Cross-Attention-Based Reflection-Aware 6D Pose Estimation Network for Non-Lambertian Objects from RGB Images
Round 1
Reviewer 1 Report
Pose estimation of non-Lambertian objects is a real-world problem. This manuscript presents a model for 6D pose estimation of such objects. The proposed model is built on top of the dense matching framework with an additional reflection-aware sub-module. Firstly, the authors generate synthetic images, using physical-based render (PBR), which is fed to the reflection-aware sub-module to detect the reflection area. To further improve the reflection segmentation and the dense matching accuracy authors use a bi-directional cross-attention module. Authors claim to achieve superior results compared to the previous approaches.
The manuscript is well-written and presented in a comprehensive manner. However, there are a few typos and sentence structure mistakes that need to be addressed, eg on line 84 "methods aims" should be corrected to "methods aim". My suggestion is to carefully proofread the manuscript before re-submission.
Author Response
Point 1: However, there are a few typos and sentence structure mistakes that need to be addressed, eg on line 84 "methods aims" should be corrected to "methods aim". My suggestion is to carefully proofread the manuscript before re-submission.
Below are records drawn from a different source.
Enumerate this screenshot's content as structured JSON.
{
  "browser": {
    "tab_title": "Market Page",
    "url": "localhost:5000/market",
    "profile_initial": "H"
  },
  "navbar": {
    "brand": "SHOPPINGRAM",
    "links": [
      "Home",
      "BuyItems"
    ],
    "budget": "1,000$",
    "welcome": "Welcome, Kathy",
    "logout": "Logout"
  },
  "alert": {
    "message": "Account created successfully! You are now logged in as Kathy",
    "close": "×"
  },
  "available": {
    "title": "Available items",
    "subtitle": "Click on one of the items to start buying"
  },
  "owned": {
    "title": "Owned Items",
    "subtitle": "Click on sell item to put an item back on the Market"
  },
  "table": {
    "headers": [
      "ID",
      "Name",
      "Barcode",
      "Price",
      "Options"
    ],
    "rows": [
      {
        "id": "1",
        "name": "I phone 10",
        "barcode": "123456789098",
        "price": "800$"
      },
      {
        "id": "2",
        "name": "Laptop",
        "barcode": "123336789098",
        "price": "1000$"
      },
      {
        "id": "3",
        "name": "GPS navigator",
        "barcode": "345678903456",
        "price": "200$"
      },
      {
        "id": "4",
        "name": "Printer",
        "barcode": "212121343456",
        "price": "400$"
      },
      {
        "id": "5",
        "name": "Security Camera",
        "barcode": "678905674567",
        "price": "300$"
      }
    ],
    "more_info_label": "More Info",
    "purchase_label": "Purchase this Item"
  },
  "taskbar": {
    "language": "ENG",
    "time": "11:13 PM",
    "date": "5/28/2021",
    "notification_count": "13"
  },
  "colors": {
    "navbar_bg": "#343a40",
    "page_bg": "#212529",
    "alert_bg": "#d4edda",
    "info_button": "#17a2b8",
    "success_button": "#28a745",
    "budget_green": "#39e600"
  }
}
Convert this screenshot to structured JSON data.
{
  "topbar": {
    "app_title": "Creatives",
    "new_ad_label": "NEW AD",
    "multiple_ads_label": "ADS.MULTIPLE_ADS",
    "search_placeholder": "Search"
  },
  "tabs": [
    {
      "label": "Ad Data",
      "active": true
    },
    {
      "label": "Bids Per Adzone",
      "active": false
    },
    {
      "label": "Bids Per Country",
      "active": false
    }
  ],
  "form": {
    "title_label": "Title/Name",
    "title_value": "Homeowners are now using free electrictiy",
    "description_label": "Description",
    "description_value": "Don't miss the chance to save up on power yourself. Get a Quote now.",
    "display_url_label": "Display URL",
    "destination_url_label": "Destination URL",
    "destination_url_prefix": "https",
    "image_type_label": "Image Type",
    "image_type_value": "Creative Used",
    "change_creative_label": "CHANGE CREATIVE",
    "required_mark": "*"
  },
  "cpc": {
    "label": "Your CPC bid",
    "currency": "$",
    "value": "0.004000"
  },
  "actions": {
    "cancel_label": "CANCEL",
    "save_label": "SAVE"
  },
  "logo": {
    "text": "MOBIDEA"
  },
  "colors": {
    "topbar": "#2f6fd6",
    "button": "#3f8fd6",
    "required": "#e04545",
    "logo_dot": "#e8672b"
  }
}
Response 1: Thank you for the comment. According to the comment, we carefully proofread the manuscript and fix the typos and the sentence structure mistakes. The modifications are shown in red in the revised manuscript.
Reviewer 2 Report
This paper is well written and the method looks correct. I only have a few concerns:
In the section of implementation details, the authors claimed "[...] To reduce the memory usage of the network, we simplify the 3D mesh model of the object to 2000 vertices through quadric edge collapse decimation in MeshLab [...]", what is the raw resolution of the mesh? Why do you select 2000 vertices?
In Table 1, I cannot recognize which method performed the best. Necessary information should be given.
In Figure 5, what’s the meaning of the red or blue box? Prediction or ground truth?
Author Response
Point 1: In the section of implementation details, the authors claimed "[...] To reduce the memory usage of the network, we simplify the 3D mesh model of the object to 2000 vertices through quadric edge collapse decimation in MeshLab [...]", what is the raw resolution of the mesh? Why do you select 2000 vertices?
Response 1: Thank you for the comment. The raw resolution of the mesh differs from 5000 to 8000 vertices for different objects in MP6D. We select 2000 vertices to save the GPU memory usage and speed up the training procedure. The number 2000 is set according to the memory size of the 2080ti GPU. We add this explanation in the section of implementation details.
Point 2: In Table 1, I cannot recognize which method performed the best. Necessary information should be given.
Response 2: Thank you for the comment. According to the comment, we bold the number of the best score in Table 1 to show the best performance more clearly.
Point 3: In Figure 5, what’s the meaning of the red or blue box? Prediction or ground truth?
Response 3: Thank you for the comment. According to the comment, we add the explanation of the red box and blue box in Figure 5.